Manusia memiliki sejumlah hak dasar yang wajib dilindungi, seperti hak hidup, hak beropini, hak berkumpul, serta hak beragama dan hak berkepercayaan. Nilai-nilai HAM mengajarkan agar hak-hak dasar yang asasi tersebut dilindungi dan dimuliakan.

HAM mengajarkan prinsip persamaan dan kebebasan manusia sehingga tidak boleh ada diskriminasi, eksploitasi dan kekerasan terhadap manusia dalam bentuk apa pun dan juga tidak boleh ada pembatasan (limitation) dan pengekangan (restriction) atau ancaman pidana sekalipun terhadap kebebasan dasar manusia.

Secara normatif, penghormatan, perlindungan dan pemajuan Hak Asasi Manusia (HAM) di Indonesia mengalami kemajuan dengan dibentuknya undang undang Nomor 39 tahun 1999 tentang HAM dan undang undang Nomor 26 tahun 2000 tentang Pengadilan HAM.
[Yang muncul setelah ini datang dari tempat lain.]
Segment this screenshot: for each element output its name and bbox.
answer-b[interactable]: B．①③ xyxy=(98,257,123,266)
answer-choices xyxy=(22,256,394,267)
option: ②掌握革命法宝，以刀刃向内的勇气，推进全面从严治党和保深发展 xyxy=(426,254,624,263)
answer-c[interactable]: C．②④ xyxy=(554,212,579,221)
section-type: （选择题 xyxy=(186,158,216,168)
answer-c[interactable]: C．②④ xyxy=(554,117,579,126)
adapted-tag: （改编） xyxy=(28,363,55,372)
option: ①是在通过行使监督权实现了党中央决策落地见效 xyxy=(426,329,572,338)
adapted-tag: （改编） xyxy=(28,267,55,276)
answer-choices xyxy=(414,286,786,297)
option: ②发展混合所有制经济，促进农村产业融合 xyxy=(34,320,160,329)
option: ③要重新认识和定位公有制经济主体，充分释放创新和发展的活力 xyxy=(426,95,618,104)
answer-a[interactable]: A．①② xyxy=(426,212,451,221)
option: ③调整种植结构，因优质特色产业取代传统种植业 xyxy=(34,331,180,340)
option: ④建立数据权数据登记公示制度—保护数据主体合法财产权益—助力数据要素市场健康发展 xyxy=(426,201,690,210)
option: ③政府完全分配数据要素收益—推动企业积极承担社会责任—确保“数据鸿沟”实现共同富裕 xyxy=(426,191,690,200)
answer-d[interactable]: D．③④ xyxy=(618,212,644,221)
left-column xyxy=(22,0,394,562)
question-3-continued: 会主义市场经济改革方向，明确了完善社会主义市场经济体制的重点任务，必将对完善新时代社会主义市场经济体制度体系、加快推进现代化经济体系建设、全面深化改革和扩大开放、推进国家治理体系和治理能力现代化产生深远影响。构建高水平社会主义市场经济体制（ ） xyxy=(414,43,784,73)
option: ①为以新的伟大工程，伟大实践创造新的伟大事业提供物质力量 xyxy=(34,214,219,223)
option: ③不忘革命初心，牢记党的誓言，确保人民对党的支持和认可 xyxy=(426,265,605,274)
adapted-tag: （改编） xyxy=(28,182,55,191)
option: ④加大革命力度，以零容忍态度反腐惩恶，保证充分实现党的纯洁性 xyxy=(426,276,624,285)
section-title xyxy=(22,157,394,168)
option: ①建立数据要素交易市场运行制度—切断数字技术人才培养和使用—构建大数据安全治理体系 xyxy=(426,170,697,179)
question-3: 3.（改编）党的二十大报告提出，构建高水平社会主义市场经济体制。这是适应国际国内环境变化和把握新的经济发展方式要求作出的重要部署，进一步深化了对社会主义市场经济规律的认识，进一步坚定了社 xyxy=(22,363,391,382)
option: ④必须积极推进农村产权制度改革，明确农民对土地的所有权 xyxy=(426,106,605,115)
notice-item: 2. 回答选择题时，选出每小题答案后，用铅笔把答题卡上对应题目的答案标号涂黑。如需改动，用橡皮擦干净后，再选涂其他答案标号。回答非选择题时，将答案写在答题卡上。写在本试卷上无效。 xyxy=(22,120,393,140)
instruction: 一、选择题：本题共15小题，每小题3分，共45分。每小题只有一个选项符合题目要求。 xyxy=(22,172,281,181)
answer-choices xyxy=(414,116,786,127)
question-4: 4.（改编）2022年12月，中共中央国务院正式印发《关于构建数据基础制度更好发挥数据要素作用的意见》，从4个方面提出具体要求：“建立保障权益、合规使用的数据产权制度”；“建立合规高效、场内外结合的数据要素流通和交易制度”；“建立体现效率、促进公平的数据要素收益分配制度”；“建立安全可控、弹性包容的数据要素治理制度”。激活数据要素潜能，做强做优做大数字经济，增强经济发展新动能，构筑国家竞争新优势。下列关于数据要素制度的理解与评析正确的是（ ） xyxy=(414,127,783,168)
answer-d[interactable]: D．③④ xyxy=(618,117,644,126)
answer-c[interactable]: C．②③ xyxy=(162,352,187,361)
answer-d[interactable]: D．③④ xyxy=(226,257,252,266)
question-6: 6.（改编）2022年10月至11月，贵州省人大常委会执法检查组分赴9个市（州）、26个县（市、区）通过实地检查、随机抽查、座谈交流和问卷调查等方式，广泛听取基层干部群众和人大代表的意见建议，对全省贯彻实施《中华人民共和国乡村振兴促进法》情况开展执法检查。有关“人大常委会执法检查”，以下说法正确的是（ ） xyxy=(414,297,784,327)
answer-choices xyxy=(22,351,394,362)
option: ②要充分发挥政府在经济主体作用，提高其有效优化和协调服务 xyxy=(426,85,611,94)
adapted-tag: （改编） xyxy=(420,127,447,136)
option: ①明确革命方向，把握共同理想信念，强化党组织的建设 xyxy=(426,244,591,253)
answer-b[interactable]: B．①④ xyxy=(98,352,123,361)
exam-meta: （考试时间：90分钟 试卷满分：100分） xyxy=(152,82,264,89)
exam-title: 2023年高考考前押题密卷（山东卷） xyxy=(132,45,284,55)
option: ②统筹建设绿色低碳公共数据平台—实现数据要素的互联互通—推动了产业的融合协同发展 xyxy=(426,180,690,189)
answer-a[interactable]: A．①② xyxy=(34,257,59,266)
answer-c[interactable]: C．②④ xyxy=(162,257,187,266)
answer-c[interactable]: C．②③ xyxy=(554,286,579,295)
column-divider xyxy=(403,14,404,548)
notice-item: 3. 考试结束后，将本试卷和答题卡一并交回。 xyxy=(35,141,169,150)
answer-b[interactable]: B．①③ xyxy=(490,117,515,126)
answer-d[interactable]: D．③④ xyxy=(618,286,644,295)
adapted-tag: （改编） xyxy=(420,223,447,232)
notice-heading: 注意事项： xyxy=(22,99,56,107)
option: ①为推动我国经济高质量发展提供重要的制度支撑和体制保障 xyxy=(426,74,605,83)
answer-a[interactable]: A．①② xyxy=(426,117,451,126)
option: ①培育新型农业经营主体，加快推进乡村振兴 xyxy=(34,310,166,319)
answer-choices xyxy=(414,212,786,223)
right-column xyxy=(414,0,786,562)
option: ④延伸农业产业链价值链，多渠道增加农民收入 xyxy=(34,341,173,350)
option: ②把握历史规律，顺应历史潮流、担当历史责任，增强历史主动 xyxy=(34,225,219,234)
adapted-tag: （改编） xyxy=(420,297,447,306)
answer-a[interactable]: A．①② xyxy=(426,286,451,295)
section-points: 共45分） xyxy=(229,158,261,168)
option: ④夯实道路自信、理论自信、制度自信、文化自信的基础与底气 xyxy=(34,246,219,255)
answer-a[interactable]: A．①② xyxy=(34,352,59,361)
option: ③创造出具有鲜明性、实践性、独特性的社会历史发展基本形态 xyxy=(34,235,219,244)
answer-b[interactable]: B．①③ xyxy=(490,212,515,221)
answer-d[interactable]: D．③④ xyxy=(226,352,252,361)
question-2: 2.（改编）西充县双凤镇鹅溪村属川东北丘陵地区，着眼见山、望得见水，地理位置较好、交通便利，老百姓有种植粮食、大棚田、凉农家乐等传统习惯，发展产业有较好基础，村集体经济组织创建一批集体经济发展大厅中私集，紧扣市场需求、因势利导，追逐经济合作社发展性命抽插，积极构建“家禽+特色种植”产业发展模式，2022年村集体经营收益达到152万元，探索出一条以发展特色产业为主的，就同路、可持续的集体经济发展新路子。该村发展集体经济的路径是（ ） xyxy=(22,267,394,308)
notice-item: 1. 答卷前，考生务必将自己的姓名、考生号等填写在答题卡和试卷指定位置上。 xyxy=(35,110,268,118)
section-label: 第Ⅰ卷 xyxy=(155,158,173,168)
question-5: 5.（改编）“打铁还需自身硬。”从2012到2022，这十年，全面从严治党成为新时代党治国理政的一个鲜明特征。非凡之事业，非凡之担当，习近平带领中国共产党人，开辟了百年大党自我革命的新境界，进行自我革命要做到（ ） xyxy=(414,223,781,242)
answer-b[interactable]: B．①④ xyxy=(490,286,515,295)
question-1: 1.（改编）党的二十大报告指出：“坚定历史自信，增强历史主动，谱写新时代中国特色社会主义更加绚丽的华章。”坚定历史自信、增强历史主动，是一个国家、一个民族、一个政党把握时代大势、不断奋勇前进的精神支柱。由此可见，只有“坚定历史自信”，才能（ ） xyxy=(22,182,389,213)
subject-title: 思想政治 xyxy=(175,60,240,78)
Berdasarkan kedua regulasi tersebut Indonesia telah mempunyai mekanisme nasional untuk menuntut dan mengadili kejahatan yang tergolong pelanggaran HAM berat yang masuk dalam kategori kejahatan internasional. Meskipun telah ada dalam amandemen keempat UUD 1945 telah memberi jaminan hak asasi jauh lebih luas.